Kudos to the effort!

Don't get me wrong, but without Assembly it seems to lose its charm and clarity. Assembly instructions are far more clear given the subject at hand is hardware programming


You can always use C for scaffolding and then gradually optimize things in assembly. Great way for a busy ex-scener. :-)


Absolutely, great effort. Interesting to compare the two mind you.


Scoopex's Mental Hangover was a great demo at the time. I still like its soundtrack by Uncle Tom. https://www.youtube.com/watch?v=cZETBFv6zWs


Nothing beats coding on the Amiga itself with an assembler like ASMOne. The feeling of immediacy is unparalleled.


And those noooooo screams when your speedcode generator writes all over memory crashing the system and you did not save for an hour...

Luckily memory contents (including source code) was often still in RAM after reboot.

RAM disks were pretty common that time. Especially if you had lots of fast RAM, but no hard disk. It also usually survived reboot.

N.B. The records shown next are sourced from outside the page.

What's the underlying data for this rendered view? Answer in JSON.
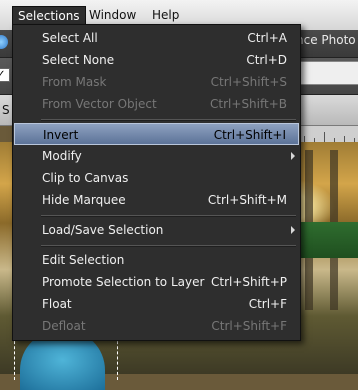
{
  "menubar": {
    "items": [
      {
        "label": "Selections",
        "open": true
      },
      {
        "label": "Window"
      },
      {
        "label": "Help"
      }
    ]
  },
  "background": {
    "photo_label": "nce Photo",
    "tab_text": "S",
    "checkbox_mark": "✓"
  },
  "menu": {
    "items": [
      {
        "label": "Select All",
        "shortcut": "Ctrl+A",
        "disabled": false
      },
      {
        "label": "Select None",
        "shortcut": "Ctrl+D",
        "disabled": false
      },
      {
        "label": "From Mask",
        "shortcut": "Ctrl+Shift+S",
        "disabled": true
      },
      {
        "label": "From Vector Object",
        "shortcut": "Ctrl+Shift+B",
        "disabled": true
      },
      {
        "label": "Invert",
        "shortcut": "Ctrl+Shift+I",
        "disabled": false,
        "highlighted": true
      },
      {
        "label": "Modify",
        "shortcut": "",
        "submenu": true
      },
      {
        "label": "Clip to Canvas",
        "shortcut": ""
      },
      {
        "label": "Hide Marquee",
        "shortcut": "Ctrl+Shift+M"
      },
      {
        "label": "Load/Save Selection",
        "shortcut": "",
        "submenu": true
      },
      {
        "label": "Edit Selection",
        "shortcut": ""
      },
      {
        "label": "Promote Selection to Layer",
        "shortcut": "Ctrl+Shift+P"
      },
      {
        "label": "Float",
        "shortcut": "Ctrl+F"
      },
      {
        "label": "Defloat",
        "shortcut": "Ctrl+Shift+F",
        "disabled": true
      }
    ]
  },
  "colors": {
    "menu_bg": "#2e2e2e",
    "highlight": "#5c7398",
    "disabled_text": "#777777"
  }
}
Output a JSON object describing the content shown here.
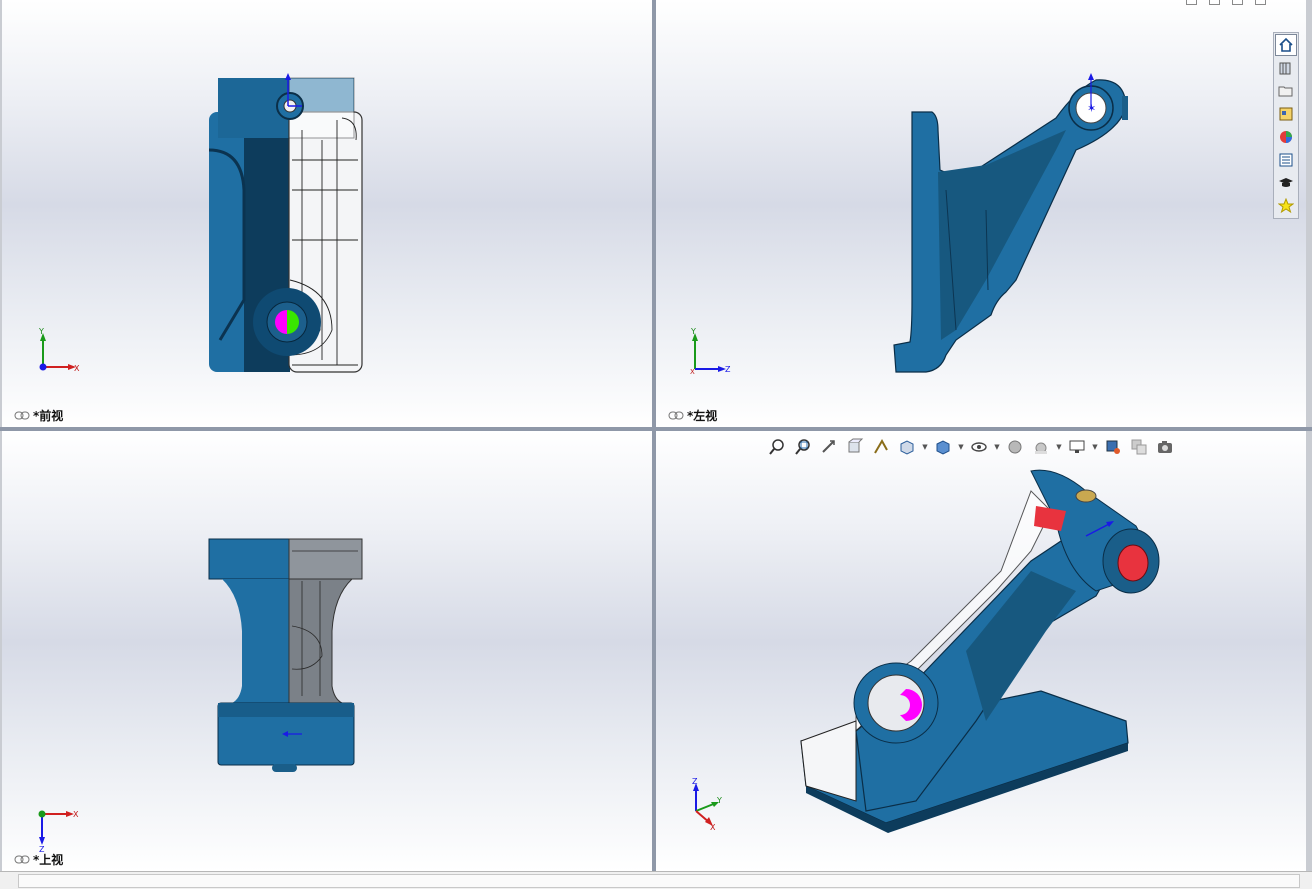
{
  "viewports": {
    "front": {
      "label": "*前视"
    },
    "left": {
      "label": "*左视"
    },
    "top": {
      "label": "*上视"
    },
    "iso": {
      "label": ""
    }
  },
  "triads": {
    "front": {
      "up": "Y",
      "right": "X"
    },
    "left": {
      "up": "Y",
      "right": "Z",
      "origin": "X"
    },
    "top": {
      "down": "Z",
      "right": "X"
    },
    "iso": {
      "up": "Z",
      "right": "Y",
      "front": "X"
    }
  },
  "heads_up_toolbar": [
    "zoom-to-fit",
    "zoom-to-area",
    "previous-view",
    "section-view",
    "dynamic-annotation",
    "view-orientation",
    "display-style",
    "hide-show-items",
    "edit-appearance",
    "apply-scene",
    "view-settings",
    "rotate-view",
    "3d-drawing-view",
    "screen-capture"
  ],
  "task_pane": [
    "home",
    "design-library",
    "file-explorer",
    "view-palette",
    "appearances",
    "custom-properties",
    "tutorials",
    "favorites"
  ],
  "colors": {
    "model_blue": "#1f6fa3",
    "model_dark": "#0d3c5c",
    "highlight_magenta": "#ff00ff",
    "highlight_green": "#39e600",
    "highlight_red": "#e8333e"
  }
}
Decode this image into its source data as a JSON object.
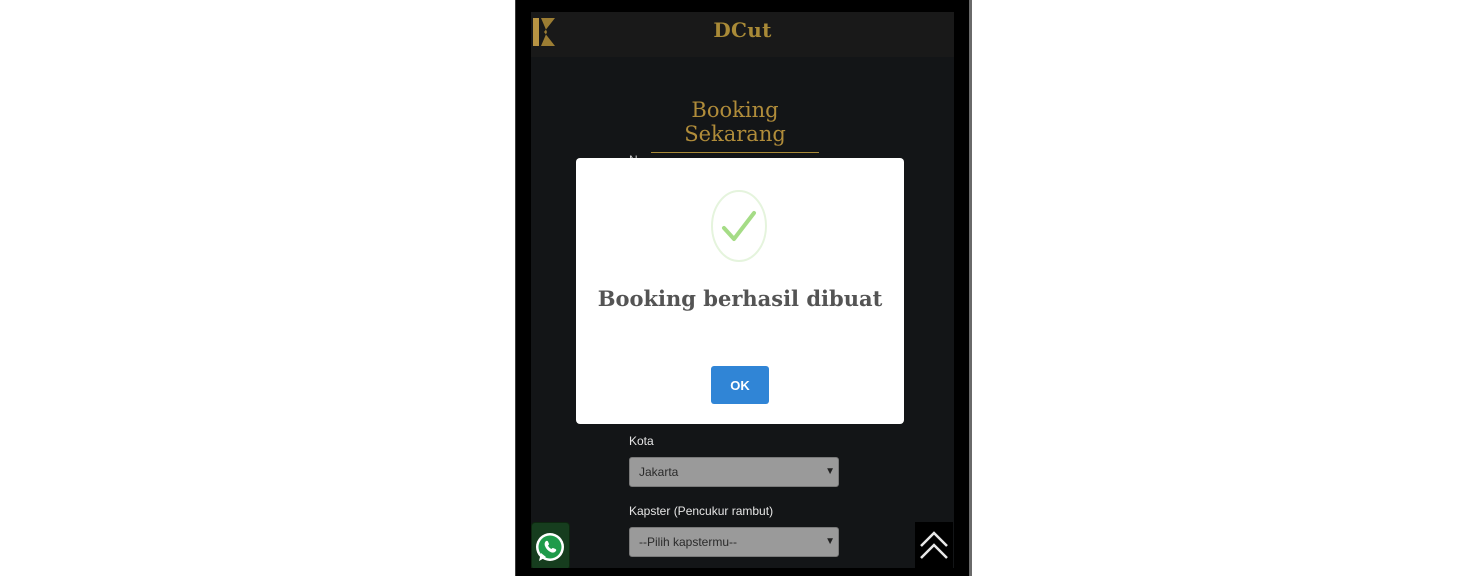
{
  "app": {
    "brand": "DCut",
    "logo_icon": "dcut-logo-icon"
  },
  "page": {
    "heading": "Booking Sekarang",
    "hidden_field_hint": "N"
  },
  "form": {
    "city_label": "Kota",
    "city_value": "Jakarta",
    "barber_label": "Kapster (Pencukur rambut)",
    "barber_placeholder": "--Pilih kapstermu--"
  },
  "floating": {
    "whatsapp_icon": "whatsapp-icon",
    "scroll_top_icon": "double-chevron-up-icon"
  },
  "modal": {
    "icon": "success-check-icon",
    "title": "Booking berhasil dibuat",
    "ok_label": "OK"
  },
  "colors": {
    "brand_gold": "#a98a37",
    "ok_blue": "#3085d6",
    "success_green": "#a5dc86",
    "screen_bg": "#131517"
  }
}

Other common demo writing tools included CygnusEd (text editor), Directory Opus (file management), Deluxe Paint, various crunchers and packers, graphics conversion utilities, Noise/Pro/whatever trackers and of course X-Copy.


Well, the main reason I never learned 68k assembler was because it read sooo easy to crash things.

I simply didn't have the patience to wait 2-3 minutes for the Amiga to reboot from floppy.


Well, you usually quickly learned to be careful to avoid most crashes. You'd also have a very optimized disk for fast booting. Loading full WorkBench was pointless, when a CLI window would do.


Truly being one with the machine and, it's an interesting machine too. I guess similar to old SmallTalk and Lisp machines, only much much cooler and faster.